Bacillus methanolicus can utilize methanol as its sole carbon and energy source, and the scientific interest in this thermotolerant bacterium has focused largely on exploring its potential as a biocatalyst for the conversion of methanol into L-lysine and L-glutamate. We present here the genome sequences of the important B. methanolicus model strain MGA3 (ATCC 53907) and the alternative wild-type strain PB1 (NCIMB13113). The physiological diversity of these two strains was demonstrated by a comparative fed-batch methanol cultivation displaying highly different methanol consumption and respiration profiles, as well as major differences in their L-glutamate production levels (406 mmol liter(-1) and 11 mmol liter(-1), respectively). Both genomes are small (ca 3.4 Mbp) compared to those of other related bacilli, and MGA3 has two plasmids (pBM19 and pBM69), while PB1 has only one (pBM20). In particular, we focus here on genes representing biochemical pathways for methanol oxidation and concomitant formaldehyde assimilation and dissimilation, the important phosphoenol pyruvate/pyruvate anaplerotic node, the tricarboxylic acid cycle including the glyoxylate pathway, and the biosynthetic pathways for L-lysine and L-glutamate. Several unique findings were made, including the discovery of three different methanol dehydrogenase genes in each of the two B. methanolicus strains, and the genomic analyses were accompanied by gene expression studies. Our results provide new insight into a number of peculiar physiological and metabolic traits of B. methanolicus and open up possibilities for system-level metabolic engineering of this bacterium for the production of amino acids and other useful compounds from methanol.

Overexpression of wild-type aspartokinase increases L-lysine production in the thermotolerant methylotrophic bacterium Bacillus methanolicus.

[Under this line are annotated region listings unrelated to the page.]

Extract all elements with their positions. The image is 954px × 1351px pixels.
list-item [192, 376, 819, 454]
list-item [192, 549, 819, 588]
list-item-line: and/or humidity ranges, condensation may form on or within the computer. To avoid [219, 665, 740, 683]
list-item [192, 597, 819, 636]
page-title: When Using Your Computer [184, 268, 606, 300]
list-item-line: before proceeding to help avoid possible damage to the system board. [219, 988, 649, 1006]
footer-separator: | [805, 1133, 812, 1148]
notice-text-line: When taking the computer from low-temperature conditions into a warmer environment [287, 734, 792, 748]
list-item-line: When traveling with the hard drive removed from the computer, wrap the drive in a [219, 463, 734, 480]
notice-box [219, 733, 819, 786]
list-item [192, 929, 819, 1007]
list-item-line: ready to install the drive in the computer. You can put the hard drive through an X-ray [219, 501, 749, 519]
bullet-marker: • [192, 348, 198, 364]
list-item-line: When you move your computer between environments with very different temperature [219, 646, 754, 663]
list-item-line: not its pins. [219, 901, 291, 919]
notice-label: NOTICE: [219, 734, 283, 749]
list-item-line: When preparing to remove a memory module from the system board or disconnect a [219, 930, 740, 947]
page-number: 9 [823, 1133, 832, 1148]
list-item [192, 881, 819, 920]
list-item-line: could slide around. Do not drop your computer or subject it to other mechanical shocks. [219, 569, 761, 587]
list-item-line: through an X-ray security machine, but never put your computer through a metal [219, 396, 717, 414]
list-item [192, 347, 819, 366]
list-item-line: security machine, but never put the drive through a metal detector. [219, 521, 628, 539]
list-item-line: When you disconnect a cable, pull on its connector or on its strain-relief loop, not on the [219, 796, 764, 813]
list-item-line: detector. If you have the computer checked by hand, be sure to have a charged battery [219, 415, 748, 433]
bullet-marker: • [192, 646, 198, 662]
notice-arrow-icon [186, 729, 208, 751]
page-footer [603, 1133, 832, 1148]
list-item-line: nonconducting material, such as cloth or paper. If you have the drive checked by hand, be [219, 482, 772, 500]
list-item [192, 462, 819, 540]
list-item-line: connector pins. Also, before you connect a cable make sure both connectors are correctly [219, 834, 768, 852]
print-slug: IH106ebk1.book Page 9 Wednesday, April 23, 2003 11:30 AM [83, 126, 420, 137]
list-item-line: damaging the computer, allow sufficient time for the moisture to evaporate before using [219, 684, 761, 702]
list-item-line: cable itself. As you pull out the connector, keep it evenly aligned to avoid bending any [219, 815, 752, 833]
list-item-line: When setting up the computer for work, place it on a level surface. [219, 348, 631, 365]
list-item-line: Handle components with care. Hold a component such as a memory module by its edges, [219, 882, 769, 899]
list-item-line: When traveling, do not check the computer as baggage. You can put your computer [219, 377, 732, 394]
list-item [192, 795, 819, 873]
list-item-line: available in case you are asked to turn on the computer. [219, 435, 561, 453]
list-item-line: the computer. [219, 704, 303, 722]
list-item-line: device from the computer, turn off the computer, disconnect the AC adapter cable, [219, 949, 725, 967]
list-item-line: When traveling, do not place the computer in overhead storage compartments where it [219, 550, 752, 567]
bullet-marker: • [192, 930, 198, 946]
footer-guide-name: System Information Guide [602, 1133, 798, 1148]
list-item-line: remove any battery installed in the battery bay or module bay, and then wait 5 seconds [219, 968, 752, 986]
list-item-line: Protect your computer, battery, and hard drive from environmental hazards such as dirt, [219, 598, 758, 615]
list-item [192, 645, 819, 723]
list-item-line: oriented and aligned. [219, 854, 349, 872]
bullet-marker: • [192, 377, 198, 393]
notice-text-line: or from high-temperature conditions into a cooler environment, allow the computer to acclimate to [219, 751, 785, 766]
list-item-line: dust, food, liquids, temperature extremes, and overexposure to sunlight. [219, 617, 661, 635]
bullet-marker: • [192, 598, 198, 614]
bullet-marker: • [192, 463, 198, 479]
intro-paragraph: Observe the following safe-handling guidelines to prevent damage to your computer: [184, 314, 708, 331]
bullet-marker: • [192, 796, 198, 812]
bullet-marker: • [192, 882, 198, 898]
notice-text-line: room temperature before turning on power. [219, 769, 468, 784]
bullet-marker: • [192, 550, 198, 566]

Aspartokinase (AK) controls the carbon flow into the aspartate pathway for the biosynthesis of the amino acids l-methionine, l-threonine, l-isoleucine, and l-lysine. We report here the cloning of four genes (asd, encoding aspartate semialdehyde dehydrogenase; dapA, encoding dihydrodipicolinate synthase; dapG, encoding AKI; and yclM, encoding AKIII) of the aspartate pathway in Bacillus methanolicus MGA3. Together with the known AKII gene lysC, dapG and yclM form a set of three AK genes in this organism. Overexpression of dapG, lysC, and yclM increased l-lysine production in wild-type B. methanolicus strain MGA3 2-, 10-, and 60-fold (corresponding to 11 g/liter), respectively, without negatively affecting the specific growth rate. The production levels of l-methionine (less than 0.5 g/liter) and l-threonine (less than 0.1 g/liter) were low in all recombinant strains. The AK proteins were purified, and biochemical analyses demonstrated that they have similar V(max) values (between 47 and 58 micromol/min/mg protein) and K(m) values for l-aspartate (between 1.9 and 5.0 mM). AKI and AKII were allosterically inhibited by meso-diaminopimelate (50% inhibitory concentration [IC(50)], 0.1 mM) and by l-lysine (IC(50), 0.3 mM), respectively. AKIII was inhibited by l-threonine (IC(50), 4 mM) and by l-lysine (IC(50), 5 mM), and this enzyme was synergistically inhibited in the presence of both of these amino acids at low concentrations. The correlation between the impact on l-lysine production in vivo and the biochemical properties in vitro of the individual AK proteins is discussed. This is the first example of improving l-lysine production by metabolic engineering of B. methanolicus and also the first documentation of considerably increasing l-lysine production by overexpression of a wild-type AK.